Isaac Tin Wei Lin

Gallery Affiliations: Fleisher Ollman Gallery

Region: Northeast

I make paintings, drawings, sculptures and installations. My work centers on the relationships between spirituality and the internal self.

I am interested in camouflage and its uses in nature and design. Animal patterning is used to conceal and confuse, hide and protect but also warn and attract. In World War I, US and British battleships were entirely painted in geometric designs (Razzle Dazzle) to thwart and protect from attacks by German U-boats. I find attraction and repulsion an interesting expression of human relationships.

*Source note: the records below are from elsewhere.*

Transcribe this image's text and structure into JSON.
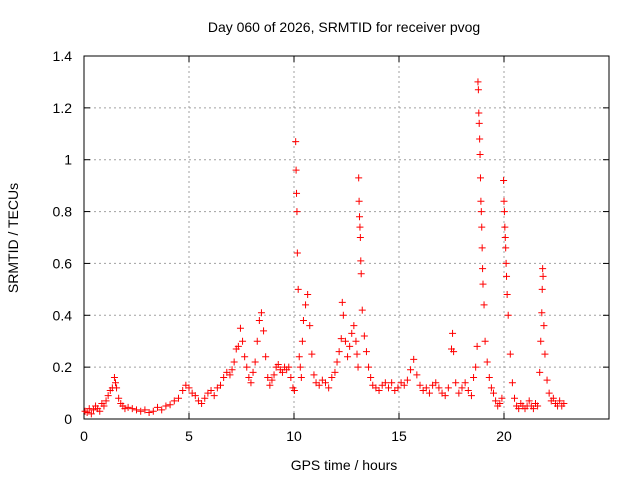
{
  "chart_data": {
    "type": "scatter",
    "title": "Day 060 of 2026, SRMTID for receiver pvog",
    "xlabel": "GPS time / hours",
    "ylabel": "SRMTID / TECUs",
    "xlim": [
      0,
      25
    ],
    "ylim": [
      0,
      1.4
    ],
    "x_ticks": [
      0,
      5,
      10,
      15,
      20
    ],
    "x_tick_labels": [
      "0",
      "5",
      "10",
      "15",
      "20"
    ],
    "y_ticks": [
      0,
      0.2,
      0.4,
      0.6,
      0.8,
      1.0,
      1.2,
      1.4
    ],
    "y_tick_labels": [
      "0",
      "0.2",
      "0.4",
      "0.6",
      "0.8",
      "1",
      "1.2",
      "1.4"
    ],
    "grid": true,
    "marker": "+",
    "color": "#ff0000",
    "series": [
      {
        "name": "SRMTID",
        "points": [
          [
            0.05,
            0.03
          ],
          [
            0.15,
            0.025
          ],
          [
            0.25,
            0.04
          ],
          [
            0.35,
            0.02
          ],
          [
            0.45,
            0.035
          ],
          [
            0.55,
            0.05
          ],
          [
            0.65,
            0.04
          ],
          [
            0.75,
            0.03
          ],
          [
            0.85,
            0.06
          ],
          [
            0.95,
            0.05
          ],
          [
            1.05,
            0.07
          ],
          [
            1.15,
            0.09
          ],
          [
            1.25,
            0.11
          ],
          [
            1.35,
            0.12
          ],
          [
            1.45,
            0.16
          ],
          [
            1.5,
            0.14
          ],
          [
            1.55,
            0.12
          ],
          [
            1.65,
            0.08
          ],
          [
            1.75,
            0.06
          ],
          [
            1.85,
            0.05
          ],
          [
            1.95,
            0.04
          ],
          [
            2.1,
            0.045
          ],
          [
            2.3,
            0.04
          ],
          [
            2.5,
            0.035
          ],
          [
            2.7,
            0.03
          ],
          [
            2.9,
            0.035
          ],
          [
            3.1,
            0.025
          ],
          [
            3.3,
            0.03
          ],
          [
            3.5,
            0.045
          ],
          [
            3.7,
            0.035
          ],
          [
            3.9,
            0.05
          ],
          [
            4.1,
            0.055
          ],
          [
            4.3,
            0.07
          ],
          [
            4.5,
            0.08
          ],
          [
            4.7,
            0.11
          ],
          [
            4.85,
            0.13
          ],
          [
            5.0,
            0.12
          ],
          [
            5.15,
            0.1
          ],
          [
            5.3,
            0.09
          ],
          [
            5.45,
            0.07
          ],
          [
            5.6,
            0.06
          ],
          [
            5.75,
            0.08
          ],
          [
            5.9,
            0.1
          ],
          [
            6.05,
            0.11
          ],
          [
            6.2,
            0.09
          ],
          [
            6.35,
            0.12
          ],
          [
            6.5,
            0.13
          ],
          [
            6.65,
            0.16
          ],
          [
            6.8,
            0.18
          ],
          [
            6.95,
            0.17
          ],
          [
            7.05,
            0.19
          ],
          [
            7.15,
            0.22
          ],
          [
            7.25,
            0.27
          ],
          [
            7.35,
            0.28
          ],
          [
            7.45,
            0.35
          ],
          [
            7.55,
            0.3
          ],
          [
            7.65,
            0.24
          ],
          [
            7.75,
            0.2
          ],
          [
            7.85,
            0.16
          ],
          [
            7.95,
            0.14
          ],
          [
            8.05,
            0.18
          ],
          [
            8.15,
            0.22
          ],
          [
            8.25,
            0.3
          ],
          [
            8.35,
            0.38
          ],
          [
            8.45,
            0.41
          ],
          [
            8.55,
            0.34
          ],
          [
            8.65,
            0.24
          ],
          [
            8.75,
            0.16
          ],
          [
            8.85,
            0.13
          ],
          [
            8.95,
            0.15
          ],
          [
            9.05,
            0.17
          ],
          [
            9.15,
            0.2
          ],
          [
            9.25,
            0.21
          ],
          [
            9.35,
            0.19
          ],
          [
            9.45,
            0.18
          ],
          [
            9.55,
            0.2
          ],
          [
            9.65,
            0.19
          ],
          [
            9.75,
            0.2
          ],
          [
            9.85,
            0.16
          ],
          [
            9.95,
            0.12
          ],
          [
            10.02,
            0.11
          ],
          [
            10.08,
            1.07
          ],
          [
            10.1,
            0.96
          ],
          [
            10.12,
            0.87
          ],
          [
            10.14,
            0.8
          ],
          [
            10.16,
            0.64
          ],
          [
            10.2,
            0.5
          ],
          [
            10.25,
            0.24
          ],
          [
            10.3,
            0.2
          ],
          [
            10.35,
            0.16
          ],
          [
            10.4,
            0.3
          ],
          [
            10.45,
            0.38
          ],
          [
            10.55,
            0.44
          ],
          [
            10.65,
            0.48
          ],
          [
            10.75,
            0.36
          ],
          [
            10.85,
            0.25
          ],
          [
            10.95,
            0.17
          ],
          [
            11.05,
            0.14
          ],
          [
            11.2,
            0.13
          ],
          [
            11.35,
            0.15
          ],
          [
            11.5,
            0.14
          ],
          [
            11.65,
            0.12
          ],
          [
            11.8,
            0.16
          ],
          [
            11.95,
            0.18
          ],
          [
            12.05,
            0.22
          ],
          [
            12.15,
            0.26
          ],
          [
            12.25,
            0.31
          ],
          [
            12.3,
            0.45
          ],
          [
            12.35,
            0.4
          ],
          [
            12.45,
            0.3
          ],
          [
            12.55,
            0.24
          ],
          [
            12.65,
            0.28
          ],
          [
            12.75,
            0.33
          ],
          [
            12.85,
            0.36
          ],
          [
            12.95,
            0.3
          ],
          [
            13.0,
            0.25
          ],
          [
            13.05,
            0.2
          ],
          [
            13.08,
            0.93
          ],
          [
            13.1,
            0.84
          ],
          [
            13.12,
            0.78
          ],
          [
            13.14,
            0.74
          ],
          [
            13.16,
            0.7
          ],
          [
            13.18,
            0.61
          ],
          [
            13.2,
            0.56
          ],
          [
            13.25,
            0.42
          ],
          [
            13.35,
            0.32
          ],
          [
            13.45,
            0.26
          ],
          [
            13.55,
            0.2
          ],
          [
            13.65,
            0.16
          ],
          [
            13.75,
            0.13
          ],
          [
            13.9,
            0.12
          ],
          [
            14.05,
            0.11
          ],
          [
            14.2,
            0.13
          ],
          [
            14.35,
            0.14
          ],
          [
            14.5,
            0.12
          ],
          [
            14.65,
            0.14
          ],
          [
            14.8,
            0.11
          ],
          [
            14.95,
            0.12
          ],
          [
            15.1,
            0.14
          ],
          [
            15.25,
            0.13
          ],
          [
            15.4,
            0.15
          ],
          [
            15.55,
            0.19
          ],
          [
            15.7,
            0.23
          ],
          [
            15.85,
            0.17
          ],
          [
            16.0,
            0.13
          ],
          [
            16.15,
            0.11
          ],
          [
            16.3,
            0.12
          ],
          [
            16.45,
            0.1
          ],
          [
            16.6,
            0.13
          ],
          [
            16.75,
            0.14
          ],
          [
            16.9,
            0.12
          ],
          [
            17.05,
            0.1
          ],
          [
            17.2,
            0.09
          ],
          [
            17.35,
            0.12
          ],
          [
            17.5,
            0.27
          ],
          [
            17.55,
            0.33
          ],
          [
            17.6,
            0.26
          ],
          [
            17.7,
            0.14
          ],
          [
            17.85,
            0.1
          ],
          [
            18.0,
            0.12
          ],
          [
            18.15,
            0.14
          ],
          [
            18.3,
            0.11
          ],
          [
            18.45,
            0.09
          ],
          [
            18.55,
            0.16
          ],
          [
            18.65,
            0.2
          ],
          [
            18.72,
            0.28
          ],
          [
            18.76,
            1.3
          ],
          [
            18.78,
            1.27
          ],
          [
            18.8,
            1.18
          ],
          [
            18.82,
            1.14
          ],
          [
            18.84,
            1.08
          ],
          [
            18.86,
            1.02
          ],
          [
            18.88,
            0.93
          ],
          [
            18.9,
            0.84
          ],
          [
            18.92,
            0.8
          ],
          [
            18.94,
            0.74
          ],
          [
            18.96,
            0.66
          ],
          [
            18.98,
            0.58
          ],
          [
            19.0,
            0.52
          ],
          [
            19.05,
            0.44
          ],
          [
            19.1,
            0.3
          ],
          [
            19.2,
            0.22
          ],
          [
            19.3,
            0.16
          ],
          [
            19.4,
            0.12
          ],
          [
            19.5,
            0.1
          ],
          [
            19.6,
            0.07
          ],
          [
            19.7,
            0.05
          ],
          [
            19.8,
            0.06
          ],
          [
            19.9,
            0.08
          ],
          [
            19.98,
            0.92
          ],
          [
            20.0,
            0.84
          ],
          [
            20.02,
            0.8
          ],
          [
            20.04,
            0.74
          ],
          [
            20.06,
            0.7
          ],
          [
            20.08,
            0.66
          ],
          [
            20.1,
            0.6
          ],
          [
            20.12,
            0.55
          ],
          [
            20.15,
            0.48
          ],
          [
            20.2,
            0.4
          ],
          [
            20.3,
            0.25
          ],
          [
            20.4,
            0.14
          ],
          [
            20.5,
            0.08
          ],
          [
            20.6,
            0.05
          ],
          [
            20.7,
            0.04
          ],
          [
            20.8,
            0.06
          ],
          [
            20.9,
            0.05
          ],
          [
            21.0,
            0.04
          ],
          [
            21.1,
            0.05
          ],
          [
            21.2,
            0.07
          ],
          [
            21.3,
            0.05
          ],
          [
            21.4,
            0.04
          ],
          [
            21.5,
            0.06
          ],
          [
            21.6,
            0.05
          ],
          [
            21.7,
            0.18
          ],
          [
            21.75,
            0.3
          ],
          [
            21.8,
            0.41
          ],
          [
            21.82,
            0.5
          ],
          [
            21.84,
            0.58
          ],
          [
            21.86,
            0.55
          ],
          [
            21.9,
            0.36
          ],
          [
            21.95,
            0.25
          ],
          [
            22.05,
            0.15
          ],
          [
            22.15,
            0.1
          ],
          [
            22.25,
            0.07
          ],
          [
            22.35,
            0.08
          ],
          [
            22.45,
            0.06
          ],
          [
            22.55,
            0.05
          ],
          [
            22.65,
            0.07
          ],
          [
            22.75,
            0.05
          ],
          [
            22.85,
            0.06
          ]
        ]
      }
    ]
  }
}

In my current large format work I paint lines, which have the quality of calligraphy, and layer them in a variety of sizes and colors. This creates a density of line and color, which appear both full and empty. The process is meditative, reactionary and cyclical. The concentration of layered lines alludes to the possibility of infinity. The paintings represent a psychological barrier, a sort of defense mechanism formed by the ego. In painting abstractly, I am interested in creating visual barriers that block access to any direct personal information. Simultaneously, I use cartoon like imagery because it is both figuration and abstraction. Animal forms like dogs and cats represent the double nature in the human psyche. The familiar is rendered strange through narrative. Cartoon forms point to a suspended state of adolescence, a time in life when an individual's identity is in flux and in need of definition.

I find it humorous to imagine Nothingness behind a great effort to conceal. Often the wall becomes the symbol of emptiness. Breaking down barriers exposes the individual to a collective community, which constantly contends with blockades to intimacy.